Konservative Politiker sehen sich dadurch in ihren Klischees bestätigt. Die Fälle zeigten, dass die Flüchtlinge „teilweise religiöse und kulturelle Vorstellungen mitbringen, die zu Konflikten untereinander führen“, erklärte die CDU-Politikerin Erika Steinbach. Dies bekämen „vor allem zum Christentum konvertierte Muslime zu spüren“, behauptete die menschenrechtspolitische Sprecherin der Union. Und Berlins CDU-Innensenator Frank Henkel sprach von einer „Gefahr für den sozialen Frieden“: „Es gibt Regeln in unserem Land. Wer sich nicht daran hält, für den gibt es bei uns auch andere Unterkünfte. Mit verriegelten Türen und Fenstern“, drohte er.

Prompt handelte er sich Widerspruch vom Flüchtlingsrat ein. „Dass eine solche extrem beengte und völlig unzureichend ausgestattete Massenunterkunft Aggressionen fördert, war absehbar“, erklärte der. Und Bernd Mesovic von Pro Asyl hält die Zustände in der Hauptstadt für einen „besonderen Problemfall“. Ballungsgebiete und Stadtstaaten hätten es per se schwerer mit der schnellen Unterbringung so viele Flüchtlinge.
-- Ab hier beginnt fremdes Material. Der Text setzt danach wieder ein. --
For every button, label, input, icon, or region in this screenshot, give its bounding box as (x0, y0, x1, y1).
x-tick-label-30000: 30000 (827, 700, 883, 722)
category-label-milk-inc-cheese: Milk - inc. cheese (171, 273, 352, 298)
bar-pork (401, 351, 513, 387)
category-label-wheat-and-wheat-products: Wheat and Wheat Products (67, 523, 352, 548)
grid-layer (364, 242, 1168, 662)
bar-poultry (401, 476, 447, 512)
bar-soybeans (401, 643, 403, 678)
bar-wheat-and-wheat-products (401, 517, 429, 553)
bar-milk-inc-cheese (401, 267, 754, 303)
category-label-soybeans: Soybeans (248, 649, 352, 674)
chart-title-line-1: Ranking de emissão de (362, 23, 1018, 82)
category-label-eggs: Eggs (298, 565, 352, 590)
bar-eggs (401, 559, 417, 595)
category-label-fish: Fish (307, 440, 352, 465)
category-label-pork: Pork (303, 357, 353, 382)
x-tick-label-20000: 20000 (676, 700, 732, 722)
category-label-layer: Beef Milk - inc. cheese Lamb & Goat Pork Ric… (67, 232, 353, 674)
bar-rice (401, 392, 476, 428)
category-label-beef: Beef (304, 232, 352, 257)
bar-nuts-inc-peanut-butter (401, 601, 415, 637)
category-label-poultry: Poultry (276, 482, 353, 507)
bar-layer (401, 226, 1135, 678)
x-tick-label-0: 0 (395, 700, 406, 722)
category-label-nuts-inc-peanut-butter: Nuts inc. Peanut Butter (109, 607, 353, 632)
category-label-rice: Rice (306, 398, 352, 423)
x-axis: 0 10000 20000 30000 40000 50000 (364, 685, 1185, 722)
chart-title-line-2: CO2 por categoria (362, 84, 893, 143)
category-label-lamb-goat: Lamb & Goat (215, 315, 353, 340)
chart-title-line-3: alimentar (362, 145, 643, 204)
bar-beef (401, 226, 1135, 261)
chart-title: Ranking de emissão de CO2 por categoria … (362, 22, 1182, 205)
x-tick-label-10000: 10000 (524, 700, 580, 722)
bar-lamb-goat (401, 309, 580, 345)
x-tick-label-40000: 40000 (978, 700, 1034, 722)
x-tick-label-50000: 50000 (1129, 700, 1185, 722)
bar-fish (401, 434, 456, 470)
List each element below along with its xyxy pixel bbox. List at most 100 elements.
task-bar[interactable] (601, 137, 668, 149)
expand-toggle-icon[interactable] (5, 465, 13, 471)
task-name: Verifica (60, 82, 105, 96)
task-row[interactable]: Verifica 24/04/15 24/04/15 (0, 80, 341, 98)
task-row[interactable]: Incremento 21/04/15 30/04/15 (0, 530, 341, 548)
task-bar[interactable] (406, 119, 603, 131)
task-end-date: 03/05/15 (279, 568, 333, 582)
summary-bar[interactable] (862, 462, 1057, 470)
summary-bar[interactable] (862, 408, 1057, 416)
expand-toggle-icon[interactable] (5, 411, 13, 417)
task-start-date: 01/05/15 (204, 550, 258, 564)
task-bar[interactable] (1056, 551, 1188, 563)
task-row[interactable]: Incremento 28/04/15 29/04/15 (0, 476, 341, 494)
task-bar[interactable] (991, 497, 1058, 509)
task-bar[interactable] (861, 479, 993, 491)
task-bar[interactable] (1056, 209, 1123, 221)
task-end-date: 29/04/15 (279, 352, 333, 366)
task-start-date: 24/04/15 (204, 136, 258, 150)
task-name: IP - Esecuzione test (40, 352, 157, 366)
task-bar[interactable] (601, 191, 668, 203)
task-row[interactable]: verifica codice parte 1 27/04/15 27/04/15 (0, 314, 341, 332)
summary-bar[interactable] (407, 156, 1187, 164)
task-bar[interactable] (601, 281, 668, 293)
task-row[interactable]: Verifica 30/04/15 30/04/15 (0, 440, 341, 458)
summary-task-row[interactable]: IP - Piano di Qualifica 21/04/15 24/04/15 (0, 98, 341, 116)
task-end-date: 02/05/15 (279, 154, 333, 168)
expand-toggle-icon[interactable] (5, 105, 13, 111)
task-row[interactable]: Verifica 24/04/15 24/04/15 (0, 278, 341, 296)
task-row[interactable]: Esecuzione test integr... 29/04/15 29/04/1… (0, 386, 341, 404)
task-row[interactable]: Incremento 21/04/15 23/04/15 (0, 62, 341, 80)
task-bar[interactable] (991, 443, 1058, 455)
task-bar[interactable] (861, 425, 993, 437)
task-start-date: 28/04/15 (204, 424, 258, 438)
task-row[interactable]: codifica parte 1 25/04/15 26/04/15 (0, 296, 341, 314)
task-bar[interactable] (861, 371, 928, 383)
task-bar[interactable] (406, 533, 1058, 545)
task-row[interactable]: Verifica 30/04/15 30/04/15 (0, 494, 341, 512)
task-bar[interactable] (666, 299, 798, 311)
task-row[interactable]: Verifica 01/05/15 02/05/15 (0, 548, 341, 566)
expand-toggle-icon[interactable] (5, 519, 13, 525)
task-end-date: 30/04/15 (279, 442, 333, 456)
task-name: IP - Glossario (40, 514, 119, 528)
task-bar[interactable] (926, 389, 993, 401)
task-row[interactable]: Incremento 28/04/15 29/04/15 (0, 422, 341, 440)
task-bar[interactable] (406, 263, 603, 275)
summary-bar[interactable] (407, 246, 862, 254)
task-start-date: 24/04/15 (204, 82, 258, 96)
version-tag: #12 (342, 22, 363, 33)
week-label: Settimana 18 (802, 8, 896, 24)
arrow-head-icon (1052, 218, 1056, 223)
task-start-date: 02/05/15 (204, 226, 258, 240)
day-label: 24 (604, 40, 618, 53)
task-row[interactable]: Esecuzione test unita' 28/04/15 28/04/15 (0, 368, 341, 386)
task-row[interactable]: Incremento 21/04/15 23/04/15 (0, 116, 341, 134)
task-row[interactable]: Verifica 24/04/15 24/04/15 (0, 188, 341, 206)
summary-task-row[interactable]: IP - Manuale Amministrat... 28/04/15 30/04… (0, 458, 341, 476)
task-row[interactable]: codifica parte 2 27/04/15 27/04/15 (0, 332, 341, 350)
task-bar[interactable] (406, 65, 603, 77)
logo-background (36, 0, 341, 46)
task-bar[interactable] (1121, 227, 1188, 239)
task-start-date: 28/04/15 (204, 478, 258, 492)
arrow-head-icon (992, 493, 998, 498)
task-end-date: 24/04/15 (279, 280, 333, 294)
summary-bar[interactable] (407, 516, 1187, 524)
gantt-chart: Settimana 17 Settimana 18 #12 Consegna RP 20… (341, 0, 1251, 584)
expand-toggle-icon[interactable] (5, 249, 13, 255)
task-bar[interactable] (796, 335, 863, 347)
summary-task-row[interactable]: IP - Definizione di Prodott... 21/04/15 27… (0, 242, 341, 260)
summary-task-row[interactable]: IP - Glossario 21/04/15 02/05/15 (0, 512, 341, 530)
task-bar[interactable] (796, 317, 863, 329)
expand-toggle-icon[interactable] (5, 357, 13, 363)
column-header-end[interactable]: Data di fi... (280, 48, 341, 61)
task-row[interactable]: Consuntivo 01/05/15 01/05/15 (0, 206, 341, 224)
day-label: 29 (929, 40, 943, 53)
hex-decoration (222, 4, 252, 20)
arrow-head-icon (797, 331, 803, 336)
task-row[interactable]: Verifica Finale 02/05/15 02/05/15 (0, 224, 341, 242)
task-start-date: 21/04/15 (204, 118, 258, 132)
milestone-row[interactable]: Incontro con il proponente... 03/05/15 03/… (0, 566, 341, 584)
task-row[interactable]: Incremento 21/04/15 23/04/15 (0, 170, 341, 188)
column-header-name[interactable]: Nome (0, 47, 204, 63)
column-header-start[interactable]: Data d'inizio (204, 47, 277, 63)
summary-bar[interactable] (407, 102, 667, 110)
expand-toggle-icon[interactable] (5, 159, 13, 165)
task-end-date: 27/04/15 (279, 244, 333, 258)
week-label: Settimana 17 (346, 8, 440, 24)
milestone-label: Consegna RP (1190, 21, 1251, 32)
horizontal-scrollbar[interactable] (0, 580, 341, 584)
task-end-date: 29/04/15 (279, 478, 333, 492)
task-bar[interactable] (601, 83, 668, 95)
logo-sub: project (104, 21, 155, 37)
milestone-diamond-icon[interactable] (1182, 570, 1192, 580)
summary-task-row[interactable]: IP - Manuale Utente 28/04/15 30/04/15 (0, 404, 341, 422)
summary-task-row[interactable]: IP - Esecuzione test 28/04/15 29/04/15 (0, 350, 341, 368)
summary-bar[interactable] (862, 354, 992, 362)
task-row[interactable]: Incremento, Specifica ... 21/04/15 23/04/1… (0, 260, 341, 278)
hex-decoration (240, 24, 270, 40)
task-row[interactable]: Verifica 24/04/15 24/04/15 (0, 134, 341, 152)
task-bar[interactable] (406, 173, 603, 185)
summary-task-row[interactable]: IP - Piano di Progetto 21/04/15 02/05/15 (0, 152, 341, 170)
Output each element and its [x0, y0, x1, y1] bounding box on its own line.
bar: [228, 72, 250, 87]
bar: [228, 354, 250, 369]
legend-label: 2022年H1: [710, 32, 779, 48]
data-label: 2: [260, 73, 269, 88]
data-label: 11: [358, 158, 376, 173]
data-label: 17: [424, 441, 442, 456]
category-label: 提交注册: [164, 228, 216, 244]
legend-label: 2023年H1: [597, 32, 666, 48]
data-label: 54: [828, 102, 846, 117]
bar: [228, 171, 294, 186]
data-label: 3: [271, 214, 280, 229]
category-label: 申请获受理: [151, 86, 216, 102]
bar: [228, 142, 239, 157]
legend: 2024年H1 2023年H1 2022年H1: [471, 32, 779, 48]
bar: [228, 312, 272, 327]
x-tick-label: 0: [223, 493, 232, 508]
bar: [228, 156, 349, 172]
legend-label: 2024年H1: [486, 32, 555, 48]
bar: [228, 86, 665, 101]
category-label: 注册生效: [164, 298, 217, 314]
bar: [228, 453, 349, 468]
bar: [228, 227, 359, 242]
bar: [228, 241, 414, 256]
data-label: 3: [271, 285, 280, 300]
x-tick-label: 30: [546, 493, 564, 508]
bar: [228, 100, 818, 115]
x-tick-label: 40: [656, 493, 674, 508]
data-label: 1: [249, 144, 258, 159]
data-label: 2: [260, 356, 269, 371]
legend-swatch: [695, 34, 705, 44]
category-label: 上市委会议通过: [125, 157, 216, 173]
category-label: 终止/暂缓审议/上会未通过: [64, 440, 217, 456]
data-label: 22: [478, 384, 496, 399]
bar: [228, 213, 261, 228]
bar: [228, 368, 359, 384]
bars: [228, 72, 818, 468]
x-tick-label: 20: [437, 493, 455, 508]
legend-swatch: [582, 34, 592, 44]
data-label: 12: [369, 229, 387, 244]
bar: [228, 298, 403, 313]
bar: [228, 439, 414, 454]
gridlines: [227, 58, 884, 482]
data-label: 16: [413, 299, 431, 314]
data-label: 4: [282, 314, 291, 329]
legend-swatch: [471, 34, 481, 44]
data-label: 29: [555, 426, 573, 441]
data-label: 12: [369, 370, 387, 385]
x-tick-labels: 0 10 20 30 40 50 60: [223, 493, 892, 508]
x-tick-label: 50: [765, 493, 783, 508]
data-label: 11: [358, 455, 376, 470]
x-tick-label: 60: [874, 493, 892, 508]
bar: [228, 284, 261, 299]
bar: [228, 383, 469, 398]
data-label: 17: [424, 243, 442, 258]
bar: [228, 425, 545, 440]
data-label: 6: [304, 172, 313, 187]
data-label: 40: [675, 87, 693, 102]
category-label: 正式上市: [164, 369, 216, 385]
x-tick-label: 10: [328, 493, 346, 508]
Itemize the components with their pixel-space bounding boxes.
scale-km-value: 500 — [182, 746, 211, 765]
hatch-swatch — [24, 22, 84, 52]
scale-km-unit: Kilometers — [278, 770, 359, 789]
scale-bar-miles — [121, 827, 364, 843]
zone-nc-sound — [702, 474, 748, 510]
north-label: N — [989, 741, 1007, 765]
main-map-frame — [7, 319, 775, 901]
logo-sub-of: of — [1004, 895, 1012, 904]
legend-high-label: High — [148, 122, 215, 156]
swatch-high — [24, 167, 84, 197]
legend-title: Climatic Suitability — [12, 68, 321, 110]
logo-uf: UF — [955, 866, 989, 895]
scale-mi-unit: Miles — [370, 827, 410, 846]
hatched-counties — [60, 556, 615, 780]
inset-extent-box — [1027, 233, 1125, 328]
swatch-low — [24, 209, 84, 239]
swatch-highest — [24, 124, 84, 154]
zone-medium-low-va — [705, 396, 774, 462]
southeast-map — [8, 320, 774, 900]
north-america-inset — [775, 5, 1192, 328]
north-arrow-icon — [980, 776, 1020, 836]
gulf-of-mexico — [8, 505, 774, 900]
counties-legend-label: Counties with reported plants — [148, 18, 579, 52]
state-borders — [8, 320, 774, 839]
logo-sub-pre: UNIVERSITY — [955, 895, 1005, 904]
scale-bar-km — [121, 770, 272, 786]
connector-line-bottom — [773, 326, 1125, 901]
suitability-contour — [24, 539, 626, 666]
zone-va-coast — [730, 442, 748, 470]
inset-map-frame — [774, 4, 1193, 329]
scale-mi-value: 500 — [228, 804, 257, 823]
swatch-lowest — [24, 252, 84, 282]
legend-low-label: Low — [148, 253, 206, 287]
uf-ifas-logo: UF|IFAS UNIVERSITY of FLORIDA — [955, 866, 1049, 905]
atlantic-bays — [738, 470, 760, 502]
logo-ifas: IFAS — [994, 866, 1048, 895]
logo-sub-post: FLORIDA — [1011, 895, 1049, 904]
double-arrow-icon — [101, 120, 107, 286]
Die Lage hat sich beruhigt

Die Union will auf ihrem Parteitag Mitte Dezember eine „Integrationspflicht“ für Einwanderer beschließen. Die Idee stammt von der rheinland-pfälzischen CDU-Fraktionschefin Julia Klöckner, die sie jüngst auf einer Konferenz zur Integrationspolitik konkretisierte: Neuankömmlinge müssten sich etwa dazu bekennen, die Gleichberechtigung von Mann und Frau zu akzeptieren und den Vorrang deutscher Gesetze vor der Scharia anerkennen, sonst drohen ihnen Bußgelder oder gar die Abschiebung.

Die SPD dagegen präsentierte am Dienstag ein eigenes Konzept zur Integration der Flüchtlinge, das vor allem zusätzliche Milliarden für Bildung vorsieht. So solle der Bund für 80.000 zusätzliche Kitaplätze sorgen und dafür zwei Milliarden Euro für Erzieher bereitstellen und mehr bezahlbaren Wohnraum für alle Bürger zu schaffen. Außerdem will die SPD geduldeten Migranten mit abgeschlossener Ausbildung einen Aufenthaltsanspruch erteilen, damit sie sich eine Arbeit suchen könnten.

In Berlin hat sich die Lage nach den Schlägereien vom Wochenende wieder beruhigt. In der Spandauer Notunterkunft kehrten Mitarbeiter der Berliner Stadtmission gemeinsam mit den Flüchtlingen die Scherben auf und veranstalteten schon am nächsten Tag in der ehemaligen Fabrikhalle ein „Fest des Friedens“.